Quando ero bambino, mio padre era solito tornare dal lavoro, il lunedì, con la “Gazzetta dello sport”, giornale sportivo in cui c'era il resoconto delle partite di calcio della domenica precedente.
L'acquisto della “Gazzetta dello sport”, da parte di mio padre, era un vile tradimento al giornale “Tuttosport”, il giornale di regime.
All'epoca non riuscivo a capire perché mio padre, tifoso juventino, acquistasse un giornale edito a Milano, anziché il giornale edito a Torino e sfacciatamente di parte bianconera. Forse non si era ancora ripreso dal tradimento del figlio, passato da poco tempo a tifare una squadra milanese con la maglia nerazzurra e voleva, per questo, espiare una sorta di contrappasso.
Mio padre era talmente impegnato il pomeriggio a riposarsi e a cercare la posizione giusta di riposo sulla poltrona, che non poteva aspettare di aver finito di mangiare per leggere le pagine del giornale sportivo. Così si preparava la postazione da lettura sul tavolo della cucina. Una postazione che gli permetteva di mangiare e, contemporaneamente, leggere il giornale.
La postazione era composta dai seguenti elementi: piatto piano, piatto fondo, cucchiaio e forchetta per mangiare la pastasciutta, coltello per tagliare il pane o altro cibo sul tavolo e poi bottiglia dell'acqua e bottiglia del vino allineate tra loro a formare un piccolo leggio, con un bicchiere a bloccare sulla base il fondo del giornale.

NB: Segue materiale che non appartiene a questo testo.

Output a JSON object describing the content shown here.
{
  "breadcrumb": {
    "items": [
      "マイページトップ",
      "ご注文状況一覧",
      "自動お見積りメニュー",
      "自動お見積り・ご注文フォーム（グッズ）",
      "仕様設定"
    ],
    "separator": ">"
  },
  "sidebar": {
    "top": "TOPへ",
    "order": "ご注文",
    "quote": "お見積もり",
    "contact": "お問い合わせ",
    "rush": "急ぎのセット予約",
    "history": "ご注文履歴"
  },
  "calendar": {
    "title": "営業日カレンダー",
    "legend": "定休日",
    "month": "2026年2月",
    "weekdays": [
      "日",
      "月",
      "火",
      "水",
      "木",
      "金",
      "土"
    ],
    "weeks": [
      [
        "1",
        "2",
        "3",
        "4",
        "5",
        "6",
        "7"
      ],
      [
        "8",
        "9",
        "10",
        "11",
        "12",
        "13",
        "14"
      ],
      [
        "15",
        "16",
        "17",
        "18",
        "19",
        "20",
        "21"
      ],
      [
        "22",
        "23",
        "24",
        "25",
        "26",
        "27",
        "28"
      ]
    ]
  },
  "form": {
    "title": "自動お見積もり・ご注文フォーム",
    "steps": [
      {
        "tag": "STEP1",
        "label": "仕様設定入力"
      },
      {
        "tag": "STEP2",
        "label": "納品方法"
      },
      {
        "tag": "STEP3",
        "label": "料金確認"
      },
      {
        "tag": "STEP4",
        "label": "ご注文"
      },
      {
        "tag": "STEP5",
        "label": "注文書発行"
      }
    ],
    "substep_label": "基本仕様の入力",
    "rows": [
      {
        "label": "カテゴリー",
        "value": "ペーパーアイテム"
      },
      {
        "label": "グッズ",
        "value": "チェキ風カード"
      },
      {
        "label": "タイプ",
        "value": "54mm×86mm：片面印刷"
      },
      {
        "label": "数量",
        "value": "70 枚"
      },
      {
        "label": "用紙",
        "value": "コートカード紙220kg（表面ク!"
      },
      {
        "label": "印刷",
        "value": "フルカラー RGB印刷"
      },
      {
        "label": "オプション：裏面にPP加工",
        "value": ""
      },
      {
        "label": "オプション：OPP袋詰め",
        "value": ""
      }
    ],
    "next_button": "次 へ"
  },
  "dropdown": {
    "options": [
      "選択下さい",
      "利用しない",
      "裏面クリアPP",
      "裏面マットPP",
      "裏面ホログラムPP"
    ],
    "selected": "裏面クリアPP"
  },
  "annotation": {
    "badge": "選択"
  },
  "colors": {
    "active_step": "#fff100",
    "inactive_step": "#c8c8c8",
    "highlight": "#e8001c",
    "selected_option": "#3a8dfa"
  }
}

In questo piccolo leggio improvvisato, mio padre appoggiava il giornale in modo da poterlo leggere mentre, con il cucchiaio e la forchetta, sforchettava la pasta.
La concentrazione nella lettura era tale che mio padre non si accorgeva che in tavola c'erano altre persone che stavano mangiando e che qualche volta, prendendo la bottiglia dell'acqua o del vino, facevano traballare il precario equilibrio su cui si reggeva il giornale.
Il giornale, per essere letto in quel leggio improvvisato, veniva spaginato in varie parti, rendendo necessaria la successiva impaginazione per coloro che volevano leggere il giornale seguendo la numerazione originale delle pagine che era stata data dall'editore.
Io ero uno di quelli che non sopportavano leggere i giornali spaginati, pertanto, quando mio padre finiva di leggere il giornale e si allontanava per andare a riposare, mi mettevo all'opera per riordinare pazientemente le pagine in modo corretto, dopodiché potevo incominciare a leggere il giornale.
I quotidiani avevano però delle pagine enormi e facevo fatica ad aprire il giornale e riuscire a leggere i contenuti senza spaginare nuovamente il giornale. Per quanto cercassi di tenere ordinato il giornale, le pagine mi scivolavano dalle mani ed ero costretto, dopo averlo letto, a lasciarlo spaginato, proprio come aveva fatto mio padre.
Dopo la lettura Il giornale rimaneva spaginato e veniva accantonato in un angolo del salotto, pronto ad essere prelevato per altri utilizzi, in particolare per delle necessità che si manifestavano in bagno. Qui il giornale riprendeva vita e gli articoli, che erano stati letti velocemente in prima lettura, venivano approfonditi.
Il livello di approfondimento degli articoli era dato dal tempo che era necessario trattenersi in bagno.
Il colore rosa della gazzetta dello sport, rendeva il giornale maledettamente simile al colore della carta igienica. Il giornale veniva quindi utilizzato anche in sostituzione di questa nei casi in cui se ne rimaneva improvvisamente privi.
Forse era proprio il particolare colore delle pagine che faceva preferire, a mio padre, l'acquisto della “rosa”, come veniva chiamata la “Gazzetta dello sport”, all'acquisto del giornale di Torino “Tuttosport”, il giornale del tifoso juventino. Probabilmente, il colore del giornale “Tuttosport”, mal si adattava al secondo utilizzo che se ne faceva in bagno.